Mission honors dead for Dia de los Muertos
Surrounded by gentrification and change, San Franciscans came together as a community for Dia de los Muertos, or Day of the Dead, to honor the passing of loved ones and ancestors every 2nd of November.
Despite the tradition’s origin within Latino upbringings, the event is open to a variety of cultures and backgrounds.
Many community members, like Monica Ortega, 34, hold the day very close to their hearts and as a form of coping with death. Ortega said she and her family were celebrating many loved ones who have passed:
“My dad, who has passed, loved this event so it makes sense that we honor him in this way.”
Ortega and her family have had the same altar spot at Garfield Square Park since her father died in 2013. The altar is decorated with photos and some of her father’s personal belongings, like hats and a car collection.

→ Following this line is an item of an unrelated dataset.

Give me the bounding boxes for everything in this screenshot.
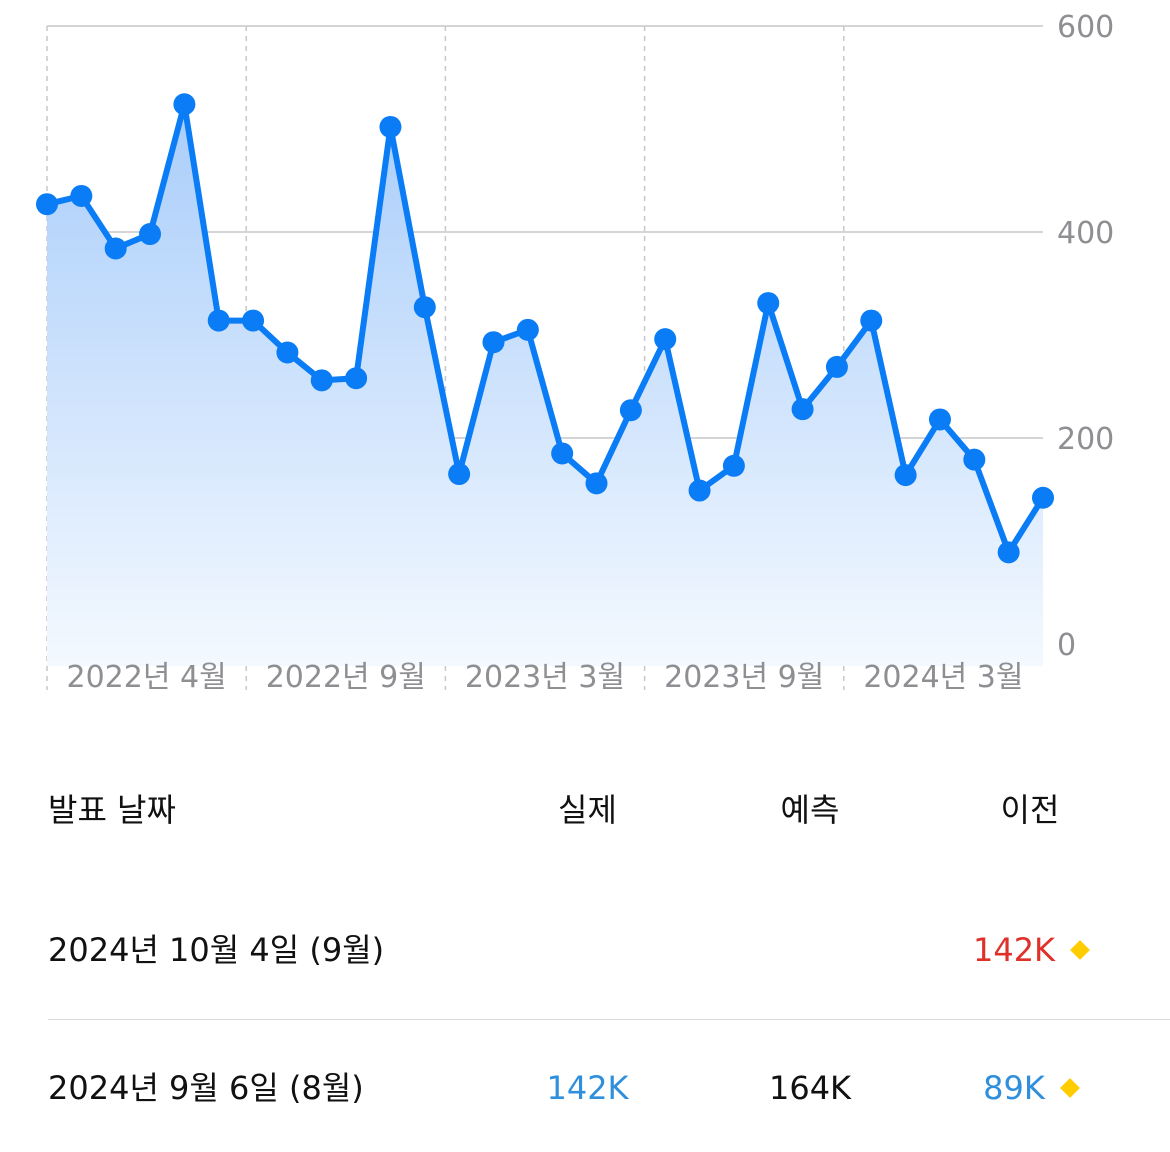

Ortega’s son, Juan Carlos Campos, told SFBay the reason behind the family’s specific altar spot:
“I remember one day we came to this park and ate Costco pizza and played soccer. … And my grandpa laid down in this exact spot and just watched us. This is his spot.”
The Marigold Project has funded the festival of altars at Garfield Square Park for seven years. Melissa Lareau, volunteer event coordinator for Marigold, told SFBay:
“I think this event is magical because it is completely open to anyone. … It’s a place for the techie and the person who got evicted from their home to come together and honor their loved ones.”
The Marigold Project fundraises the whole year in order to put on the event, Lareau said, by applying for grants and crowd-funding through their Gofundme page. The proceeds go toward event permits and getting appropriate supplies, such as trash cans and compost bins, and also flowers and decorations for the altars.
Typically processions are similar at Day of the Dead celebrations across the U.S and Mexico. Festivities include face painting, skull decorations and elaborate altars. At Garfield Park Monday night, some altars were for specific people but others were a collective effort that were added to throughout the night.
April Vigil said her family’s altar has been a work-in-progress over the years, adding different decorations received as gifts to the family:
“This is our way of celebrating our family and the people we miss. … This is how we show we will never forget them.”
Along with the Festival of Altars, festivities carried on to 22nd and Bryant streets for the Day of the Dead Procession organized by the Rescue Culture Collective. The streets flooded with candles and people as Aztec dancers led the crowd with music and beats of their drums.
The changing streets of the Mission were alive with culture and tradition, and, according to Lareau, she expects the Day of the Dead festival to continue to flourish.